El gorrito de lana queda muy bien a los modelos de las revistas, que lo
combinan con pea coat azul marino, jersey de cuello vuelto la mar de bien
puesto y un petate militar y anima así al pueblo confiado a hacer lo mismo, sin
éxito. El gorrito de lana favorece también mucho a los reclusos de las cárceles
americanas, que lo usan para hacer pesas, y también le queda bien, como todo, a
las chicas guapas. Pero todo esto es una trampa cotidiana, y no hay más que ver
que el mismo gorro con pompón que le da aspecto juvenil y pizpireto a una chica
morenita confiere aspecto de tonto de pueblo cuando se lo pone con la mejor
intención un señor de Valladolid. El gorrito de lana, además, puede llevarse de
varias formas, todas ellas altamente desfavorecedoras: hay quien lleva gorro de lana de copa, alto y vertical,
adquiriendo aspecto de gnomo, y hay quien se lo enrosca a la cabeza hasta la
altura de las cejas, lo que resulta especialmente cómico cuando el portador
lleva gafas.

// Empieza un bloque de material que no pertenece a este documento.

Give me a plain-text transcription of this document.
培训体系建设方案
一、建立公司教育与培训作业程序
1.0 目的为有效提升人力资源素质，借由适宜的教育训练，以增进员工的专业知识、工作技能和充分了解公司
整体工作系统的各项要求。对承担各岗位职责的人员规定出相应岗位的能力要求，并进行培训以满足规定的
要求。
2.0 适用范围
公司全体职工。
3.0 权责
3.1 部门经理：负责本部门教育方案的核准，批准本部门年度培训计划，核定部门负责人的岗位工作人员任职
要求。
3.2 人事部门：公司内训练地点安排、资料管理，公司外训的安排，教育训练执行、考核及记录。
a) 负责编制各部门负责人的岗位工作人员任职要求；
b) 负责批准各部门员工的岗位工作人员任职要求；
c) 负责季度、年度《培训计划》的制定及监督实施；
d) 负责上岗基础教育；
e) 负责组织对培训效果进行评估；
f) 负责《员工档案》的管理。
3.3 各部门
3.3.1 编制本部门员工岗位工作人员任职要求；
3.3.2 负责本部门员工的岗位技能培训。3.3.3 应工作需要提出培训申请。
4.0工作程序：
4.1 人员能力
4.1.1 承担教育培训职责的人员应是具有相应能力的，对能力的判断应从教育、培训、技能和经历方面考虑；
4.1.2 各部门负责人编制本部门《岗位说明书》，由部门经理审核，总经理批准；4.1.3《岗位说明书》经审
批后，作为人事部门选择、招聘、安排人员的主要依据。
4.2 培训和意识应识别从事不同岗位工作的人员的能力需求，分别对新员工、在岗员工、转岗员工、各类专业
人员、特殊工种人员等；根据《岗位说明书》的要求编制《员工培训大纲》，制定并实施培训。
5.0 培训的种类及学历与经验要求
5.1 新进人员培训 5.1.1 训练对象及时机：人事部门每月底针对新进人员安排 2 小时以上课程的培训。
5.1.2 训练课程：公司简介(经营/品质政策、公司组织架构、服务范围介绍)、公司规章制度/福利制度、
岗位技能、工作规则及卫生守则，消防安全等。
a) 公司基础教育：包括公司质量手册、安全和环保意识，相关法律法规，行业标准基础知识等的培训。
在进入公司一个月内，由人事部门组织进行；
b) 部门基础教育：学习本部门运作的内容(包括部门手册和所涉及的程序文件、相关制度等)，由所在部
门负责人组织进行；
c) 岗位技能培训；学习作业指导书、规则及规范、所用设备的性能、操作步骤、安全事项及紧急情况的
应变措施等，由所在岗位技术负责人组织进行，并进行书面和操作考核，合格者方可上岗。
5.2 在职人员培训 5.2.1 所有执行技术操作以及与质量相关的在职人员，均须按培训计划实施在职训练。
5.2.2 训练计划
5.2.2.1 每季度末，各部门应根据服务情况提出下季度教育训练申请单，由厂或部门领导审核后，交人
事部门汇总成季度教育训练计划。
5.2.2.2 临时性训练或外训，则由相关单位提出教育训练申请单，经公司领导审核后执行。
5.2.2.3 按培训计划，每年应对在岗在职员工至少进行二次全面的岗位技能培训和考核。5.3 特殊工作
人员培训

Hay quien se lo baja hasta las orejas pero deja a la intemperie
los lóbulos de las mismas, dando un aspecto ridículo al usuario, que parece
llevar dos pendientes de carne helada después de un rato al relente, y hay quien
se tapa la oreja entera, con lo que está calentito pero no oye nada, lo que
únicamente es recomendable cuando al lado le toca a uno un señor con un bombo
de peña de animación o un aficionado exaltado de esos que llaman hioputa a todo
el que pasa por su campo visual.
Un humilde consejo
pues desde estas líneas: señores de mediana edad, sobre todo aquellos con gafas
de párroco, como el que suscribe: eviten Vds el gorrito de lana, oigan.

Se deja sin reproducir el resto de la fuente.